IB To be truly international, must a student also have a strong sense of their own national identity?
CAT I have always believed that a truly international education is the way to work towards a better world,
but the more I travel the more I have come to realize that what people get from their own cultural source is equally important. In the UK, people drive German cars, watch American television programmes, drink Mexican tequila and eat Indian food – yet they feel very British. Yes, we must look outwards and press for global understanding, but at the same time look to our own sources for inspiration and take advantage of who we are to make ourselves better.

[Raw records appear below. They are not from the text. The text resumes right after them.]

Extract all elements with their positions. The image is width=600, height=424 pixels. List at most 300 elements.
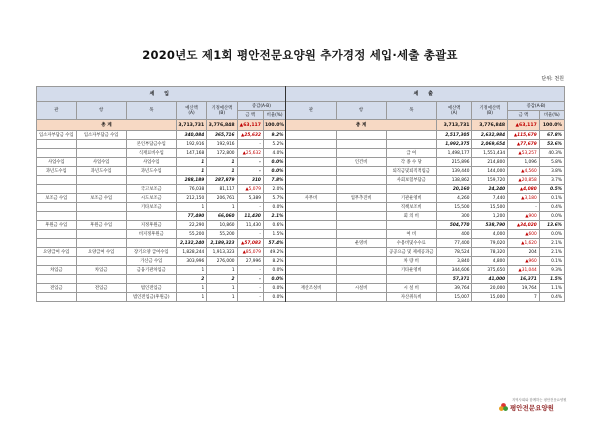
expense-prev-cell: 41,000 (472, 275, 508, 284)
col-amount: 금 액 (508, 111, 540, 120)
expense-total-label: 총 계 (286, 120, 436, 131)
expense-mok-cell: 각 종 수 당 (386, 158, 436, 167)
income-budget-cell: 288,189 (176, 176, 206, 185)
income-ratio-cell: 0.0% (263, 158, 285, 167)
expense-hang-cell (336, 131, 386, 140)
expense-prev-cell: 7,440 (472, 194, 508, 203)
expense-change-cell: ▲4,080 (508, 185, 540, 194)
income-gwan-cell (37, 203, 77, 212)
expense-gwan-cell (286, 158, 336, 167)
income-hang-cell (76, 239, 126, 248)
table-row (37, 275, 565, 284)
expense-budget-cell: 20,160 (436, 185, 472, 194)
income-gwan-cell (37, 275, 77, 284)
footer-logo (498, 397, 568, 417)
expense-gwan-cell (286, 266, 336, 275)
income-prev-cell: 1 (207, 203, 237, 212)
income-hang-cell (76, 140, 126, 149)
income-hang-cell: 차입금 (76, 266, 126, 275)
income-gwan-cell: 전입금 (37, 284, 77, 293)
col-mok: 목 (386, 102, 436, 120)
income-hang-cell: 후원금 수입 (76, 221, 126, 230)
expense-change-cell: ▲31,044 (508, 266, 540, 275)
expense-gwan-cell (286, 167, 336, 176)
expense-ratio-cell: 3.8% (539, 167, 564, 176)
income-mok-cell: 법인전입금(후원금) (126, 293, 176, 302)
expense-mok-cell (386, 131, 436, 140)
expense-hang-cell (336, 203, 386, 212)
table-row (37, 140, 565, 149)
income-budget-cell: 147,168 (176, 149, 206, 158)
expense-hang-cell (336, 230, 386, 239)
income-hang-cell (76, 257, 126, 266)
income-budget-cell: 2 (176, 275, 206, 284)
table-row (37, 230, 565, 239)
expense-prev-cell: 2,069,654 (472, 140, 508, 149)
income-prev-cell: 287,879 (207, 176, 237, 185)
col-ratio: 비율(%) (539, 111, 564, 120)
expense-budget-cell: 139,440 (436, 167, 472, 176)
income-budget-cell: 77,490 (176, 212, 206, 221)
income-change-cell: - (237, 140, 263, 149)
expense-budget-cell: 300 (436, 212, 472, 221)
income-ratio-cell: 2.1% (263, 212, 285, 221)
expense-ratio-cell: 0.5% (539, 185, 564, 194)
expense-section-header: 세 출 (286, 87, 565, 102)
expense-change-cell: 19,764 (508, 284, 540, 293)
income-prev-cell: 172,800 (207, 149, 237, 158)
expense-prev-cell: 4,000 (472, 230, 508, 239)
income-ratio-cell: 49.2% (263, 248, 285, 257)
expense-gwan-cell (286, 131, 336, 140)
expense-budget-cell: 400 (436, 230, 472, 239)
income-prev-cell: 1,913,323 (207, 248, 237, 257)
income-ratio-cell: 0.0% (263, 275, 285, 284)
income-change-cell: - (237, 275, 263, 284)
income-mok-cell: 식재료비수입 (126, 149, 176, 158)
income-prev-cell: 66,060 (207, 212, 237, 221)
income-change-cell: ▲5,079 (237, 185, 263, 194)
income-ratio-cell: 5.2% (263, 140, 285, 149)
expense-mok-cell: 기타운영비 (386, 266, 436, 275)
col-amount: 금 액 (237, 111, 263, 120)
expense-change-cell: ▲4,560 (508, 167, 540, 176)
expense-mok-cell (386, 185, 436, 194)
income-gwan-cell (37, 230, 77, 239)
income-prev-cell: 81,117 (207, 185, 237, 194)
income-ratio-cell: 0.0% (263, 284, 285, 293)
income-change-cell: - (237, 203, 263, 212)
expense-ratio-cell: 0.0% (539, 212, 564, 221)
income-budget-cell: 22,290 (176, 221, 206, 230)
expense-hang-cell (336, 248, 386, 257)
income-change-cell: 310 (237, 176, 263, 185)
table-row (37, 248, 565, 257)
income-mok-cell: 지정후원금 (126, 221, 176, 230)
expense-prev-cell: 214,800 (472, 158, 508, 167)
expense-hang-cell (336, 176, 386, 185)
income-total-ratio: 100.0% (263, 120, 285, 131)
expense-hang-cell: 업무추진비 (336, 194, 386, 203)
income-total-change: ▲63,117 (237, 120, 263, 131)
income-prev-cell: 1 (207, 158, 237, 167)
income-prev-cell: 10,860 (207, 221, 237, 230)
income-prev-cell: 55,200 (207, 230, 237, 239)
income-hang-cell: 입소자부담금 수입 (76, 131, 126, 140)
income-change-cell: - (237, 266, 263, 275)
income-budget-cell: 303,996 (176, 257, 206, 266)
expense-hang-cell (336, 293, 386, 302)
expense-prev-cell: 2,632,984 (472, 131, 508, 140)
income-prev-cell: 1 (207, 284, 237, 293)
income-hang-cell: 과년도수입 (76, 167, 126, 176)
expense-ratio-cell: 1.5% (539, 275, 564, 284)
expense-prev-cell: 15,500 (472, 203, 508, 212)
expense-budget-cell: 1,498,177 (436, 149, 472, 158)
income-change-cell: ▲57,083 (237, 239, 263, 248)
table-body (37, 131, 565, 302)
expense-budget-cell: 57,371 (436, 275, 472, 284)
income-change-cell: ▲25,632 (237, 149, 263, 158)
expense-mok-cell: 자산취득비 (386, 293, 436, 302)
income-mok-cell: 국고보조금 (126, 185, 176, 194)
expense-change-cell: ▲53,257 (508, 149, 540, 158)
income-gwan-cell: 사업수입 (37, 158, 77, 167)
expense-ratio-cell: 40.3% (539, 149, 564, 158)
income-prev-cell: 276,000 (207, 257, 237, 266)
expense-budget-cell: 4,260 (436, 194, 472, 203)
income-prev-cell: 206,761 (207, 194, 237, 203)
expense-mok-cell (386, 221, 436, 230)
expense-ratio-cell: 67.8% (539, 131, 564, 140)
table-row (37, 167, 565, 176)
col-gwan: 관 (286, 102, 336, 120)
expense-mok-cell: 공공요금 및 제세공과금 (386, 248, 436, 257)
income-change-cell: 11,430 (237, 212, 263, 221)
expense-hang-cell (336, 140, 386, 149)
expense-budget-cell: 215,896 (436, 158, 472, 167)
income-budget-cell: 76,038 (176, 185, 206, 194)
expense-mok-cell: 회 의 비 (386, 212, 436, 221)
page-title: 2020년도 제1회 평안전문요양원 추가경정 세입·세출 총괄표 (142, 48, 458, 62)
income-change-cell: 11,430 (237, 221, 263, 230)
expense-mok-cell: 차 량 비 (386, 257, 436, 266)
table-row (37, 203, 565, 212)
expense-total-change: ▲63,117 (508, 120, 540, 131)
expense-gwan-cell (286, 275, 336, 284)
income-gwan-cell (37, 176, 77, 185)
expense-change-cell: 1,096 (508, 158, 540, 167)
expense-hang-cell (336, 257, 386, 266)
expense-hang-cell (336, 167, 386, 176)
expense-hang-cell (336, 275, 386, 284)
income-change-cell: 5,389 (237, 194, 263, 203)
table-row (37, 158, 565, 167)
income-hang-cell (76, 176, 126, 185)
income-budget-cell: 1 (176, 293, 206, 302)
expense-ratio-cell: 2.1% (539, 248, 564, 257)
income-ratio-cell: 7.8% (263, 176, 285, 185)
income-mok-cell: 법인전입금 (126, 284, 176, 293)
expense-change-cell: ▲34,020 (508, 221, 540, 230)
income-ratio-cell: 8.2% (263, 257, 285, 266)
income-total-budget: 3,713,731 (176, 120, 206, 131)
expense-hang-cell (336, 266, 386, 275)
expense-ratio-cell: 0.4% (539, 203, 564, 212)
expense-change-cell: 204 (508, 248, 540, 257)
income-ratio-cell: 0.0% (263, 266, 285, 275)
income-budget-cell: 2,132,240 (176, 239, 206, 248)
expense-ratio-cell: 0.0% (539, 230, 564, 239)
expense-total-ratio: 100.0% (539, 120, 564, 131)
expense-total-prev: 3,776,848 (472, 120, 508, 131)
expense-change-cell: - (508, 203, 540, 212)
income-prev-cell: 1 (207, 266, 237, 275)
summary-table (36, 86, 565, 302)
expense-gwan-cell (286, 221, 336, 230)
expense-change-cell: 7 (508, 293, 540, 302)
logo-flower-icon (498, 402, 509, 413)
expense-budget-cell: 344,606 (436, 266, 472, 275)
income-budget-cell: 55,200 (176, 230, 206, 239)
income-budget-cell: 1 (176, 203, 206, 212)
expense-mok-cell: 시 설 비 (386, 284, 436, 293)
expense-budget-cell: 3,840 (436, 257, 472, 266)
expense-prev-cell: 144,000 (472, 167, 508, 176)
col-prev: 기정예산액 (B) (207, 102, 237, 120)
expense-prev-cell: 4,800 (472, 257, 508, 266)
expense-ratio-cell: 13.6% (539, 221, 564, 230)
income-budget-cell: 340,084 (176, 131, 206, 140)
expense-prev-cell: 538,790 (472, 221, 508, 230)
expense-gwan-cell (286, 185, 336, 194)
section-header-row (37, 87, 565, 102)
expense-gwan-cell: 재산조성비 (286, 284, 336, 293)
expense-budget-cell: 138,862 (436, 176, 472, 185)
table-row (37, 266, 565, 275)
income-gwan-cell: 후원금 수입 (37, 221, 77, 230)
table-row (37, 176, 565, 185)
expense-change-cell: 16,371 (508, 275, 540, 284)
income-section-header: 세 입 (37, 87, 286, 102)
income-mok-cell: 과년도수입 (126, 167, 176, 176)
income-gwan-cell (37, 149, 77, 158)
summary-table-wrap (36, 86, 565, 302)
income-hang-cell (76, 185, 126, 194)
expense-hang-cell (336, 149, 386, 158)
table-row (37, 194, 565, 203)
col-prev: 기정예산액 (B) (472, 102, 508, 120)
income-ratio-cell: 5.7% (263, 194, 285, 203)
income-change-cell: - (237, 167, 263, 176)
expense-gwan-cell (286, 239, 336, 248)
income-change-cell: ▲85,079 (237, 248, 263, 257)
table-row (37, 212, 565, 221)
expense-prev-cell: 15,000 (472, 293, 508, 302)
expense-prev-cell: 78,320 (472, 248, 508, 257)
expense-budget-cell: 15,500 (436, 203, 472, 212)
income-gwan-cell: 입소자부담금 수입 (37, 131, 77, 140)
income-hang-cell (76, 293, 126, 302)
expense-budget-cell: 78,524 (436, 248, 472, 257)
col-mok: 목 (126, 102, 176, 120)
expense-gwan-cell (286, 293, 336, 302)
income-mok-cell: 장기요양 급여수입 (126, 248, 176, 257)
expense-mok-cell: 사회보험부담금 (386, 176, 436, 185)
income-mok-cell: 기타보조금 (126, 203, 176, 212)
income-ratio-cell: 9.2% (263, 131, 285, 140)
income-budget-cell: 1 (176, 158, 206, 167)
table-row (37, 185, 565, 194)
expense-budget-cell: 2,517,305 (436, 131, 472, 140)
expense-budget-cell: 15,007 (436, 293, 472, 302)
table-row (37, 257, 565, 266)
expense-prev-cell: 375,650 (472, 266, 508, 275)
income-mok-cell: 금융기관차입금 (126, 266, 176, 275)
expense-ratio-cell: 0.1% (539, 257, 564, 266)
expense-hang-cell: 인건비 (336, 158, 386, 167)
expense-ratio-cell: 53.6% (539, 140, 564, 149)
income-budget-cell: 192,916 (176, 140, 206, 149)
expense-change-cell: ▲3,180 (508, 194, 540, 203)
income-mok-cell (126, 176, 176, 185)
income-change-cell: 27,996 (237, 257, 263, 266)
expense-change-cell: ▲960 (508, 257, 540, 266)
income-change-cell: ▲25,632 (237, 131, 263, 140)
col-hang: 항 (76, 102, 126, 120)
income-prev-cell: 1 (207, 293, 237, 302)
expense-prev-cell: 20,000 (472, 284, 508, 293)
col-budget: 예산액 (A) (176, 102, 206, 120)
expense-prev-cell: 24,240 (472, 185, 508, 194)
table-row (37, 293, 565, 302)
expense-change-cell: ▲77,679 (508, 140, 540, 149)
expense-hang-cell (336, 212, 386, 221)
expense-mok-cell: 여 비 (386, 230, 436, 239)
income-gwan-cell (37, 257, 77, 266)
expense-hang-cell (336, 221, 386, 230)
col-budget: 예산액 (A) (436, 102, 472, 120)
expense-change-cell: ▲115,679 (508, 131, 540, 140)
expense-prev-cell: 1,551,434 (472, 149, 508, 158)
income-ratio-cell: 0.0% (263, 167, 285, 176)
expense-change-cell: ▲20,858 (508, 176, 540, 185)
expense-prev-cell: 1,200 (472, 212, 508, 221)
income-hang-cell (76, 212, 126, 221)
logo-name: 평안전문요양원 (510, 404, 554, 412)
expense-ratio-cell: 1.1% (539, 284, 564, 293)
col-gwan: 관 (37, 102, 77, 120)
income-budget-cell: 1,828,244 (176, 248, 206, 257)
expense-change-cell: ▲1,620 (508, 239, 540, 248)
income-hang-cell (76, 203, 126, 212)
income-total-prev: 3,776,848 (207, 120, 237, 131)
income-hang-cell (76, 275, 126, 284)
expense-prev-cell: 79,020 (472, 239, 508, 248)
expense-ratio-cell: 3.7% (539, 176, 564, 185)
income-budget-cell: 1 (176, 284, 206, 293)
expense-budget-cell: 39,764 (436, 284, 472, 293)
income-ratio-cell: 0.0% (263, 203, 285, 212)
expense-hang-cell: 운영비 (336, 239, 386, 248)
expense-mok-cell: 급 여 (386, 149, 436, 158)
expense-gwan-cell (286, 257, 336, 266)
expense-gwan-cell (286, 176, 336, 185)
column-header-row (37, 102, 565, 111)
income-gwan-cell: 보조금 수입 (37, 194, 77, 203)
expense-ratio-cell: 0.4% (539, 293, 564, 302)
income-gwan-cell (37, 212, 77, 221)
income-ratio-cell: 57.4% (263, 239, 285, 248)
income-gwan-cell (37, 185, 77, 194)
income-mok-cell: 사업수입 (126, 158, 176, 167)
income-mok-cell: 본인부담금수입 (126, 140, 176, 149)
income-prev-cell: 2,189,323 (207, 239, 237, 248)
expense-change-cell: ▲900 (508, 212, 540, 221)
income-mok-cell: 시도보조금 (126, 194, 176, 203)
income-change-cell: - (237, 158, 263, 167)
income-hang-cell (76, 230, 126, 239)
income-ratio-cell: 0.6% (263, 221, 285, 230)
expense-gwan-cell (286, 203, 336, 212)
expense-budget-cell: 77,400 (436, 239, 472, 248)
col-change: 증감(A-B) (237, 102, 286, 111)
expense-ratio-cell: 2.1% (539, 239, 564, 248)
income-ratio-cell: 2.0% (263, 185, 285, 194)
income-total-label: 총 계 (37, 120, 177, 131)
income-hang-cell: 보조금 수입 (76, 194, 126, 203)
total-row (37, 120, 565, 131)
income-ratio-cell: 1.5% (263, 230, 285, 239)
income-hang-cell (76, 149, 126, 158)
table-row (37, 239, 565, 248)
expense-prev-cell: 159,720 (472, 176, 508, 185)
income-ratio-cell: 4.0% (263, 149, 285, 158)
expense-ratio-cell: 0.1% (539, 194, 564, 203)
income-ratio-cell: 0.0% (263, 293, 285, 302)
table-row (37, 221, 565, 230)
expense-ratio-cell: 9.3% (539, 266, 564, 275)
table-row (37, 149, 565, 158)
unit-label: 단위: 천원 (541, 76, 564, 82)
income-mok-cell (126, 131, 176, 140)
income-gwan-cell (37, 239, 77, 248)
expense-hang-cell (336, 185, 386, 194)
income-change-cell: - (237, 293, 263, 302)
income-change-cell: - (237, 284, 263, 293)
expense-mok-cell (386, 275, 436, 284)
income-prev-cell: 2 (207, 275, 237, 284)
col-change: 증감(A-B) (508, 102, 565, 111)
income-prev-cell: 1 (207, 167, 237, 176)
income-budget-cell: 1 (176, 266, 206, 275)
income-gwan-cell: 과년도수입 (37, 167, 77, 176)
expense-mok-cell: 수용비및수수료 (386, 239, 436, 248)
income-mok-cell: 비지정후원금 (126, 230, 176, 239)
expense-change-cell: ▲600 (508, 230, 540, 239)
expense-gwan-cell (286, 248, 336, 257)
logo-tagline: 지역사회와 함께하는 평안전문요양원 (512, 398, 567, 402)
table-row (37, 284, 565, 293)
income-gwan-cell: 차입금 (37, 266, 77, 275)
income-prev-cell: 365,716 (207, 131, 237, 140)
expense-gwan-cell (286, 140, 336, 149)
income-budget-cell: 1 (176, 167, 206, 176)
expense-gwan-cell (286, 212, 336, 221)
expense-total-budget: 3,713,731 (436, 120, 472, 131)
income-mok-cell (126, 275, 176, 284)
expense-mok-cell (386, 140, 436, 149)
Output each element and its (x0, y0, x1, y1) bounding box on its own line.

IB Is it possible for schools to overcome barriers of class, poverty and language to ensure
a truly inclusive educational system?
CAT It is changes in the dynamics of the global political economy that will determine the future shape of societies. Education can contribute to this, and to ensure its contribution is for the better we must learn about
the world as it is – cynicism, inequality and injustice alongside cultural richness, morality and love.
IB and the wider world
George Walker, former International Baccalaureate director general, gives a personal view of how IB can bring an international outlook to education
I much prefer the term ‘global-mindedness’ to ‘international-mindedness’. The concept of an international world belongs to the 20th century, when events took place in distant, exotic countries whose schools – to use Alec Peterson’s phrase – were across frontiers. In the 21st century, those frontiers have been largely removed by electronic communication and ease of travel. Today, the global world starts on our doorstep, where the cost of buying a house is affected by the cost of labour in China, manufacturing in India modifies the weather in Florida and mass migration alters our national identity.
This is the world of globalization – the unprecedented global movement of capital, goods, services, people, ideas and carbon dioxide. It is a world that has very little connection with the events of the second world war and the subsequent cold war that launched the International Baccalaureate. So the next challenge for the IB is to ensure its programmes help students become globally minded.
Three consequences of globalization will challenge schools in the 21st century and I believe the IB is responding to each of them. The first is diversity. The chances of working with, living with or networking with someone of a different culture are now very high thanks to rapidly growing migration. Every aspect of the IB – its programmes, assessment, governance and administration – helps its students draw on different experiences from around the globe.
The second challenge is complexity. More information, new forms of information, different cultural perspectives and a greater sense of individual empowerment are all conspiring to make issues more complicated. All three IB programmes encourage students to acquire critical thinking skills: they recognize that future global citizens will need to live with more ambiguity and be less inclined to seek quick solutions.
The third challenge is inequality. Globalization produces winners and losers and the winners can no longer ignore the plight of the losers if the world is to live in peace. The three IB programmes share a common set of values described in the IB Learner Profile. These encourage students to combine (in Thomas Friedman’s words) a “business school brain with a social worker’s heart”. A strong set of ethical values will be the IB’s most precious gift to the 21st-century global citizen, who must ”understand that other people, with their differences, can also be right.”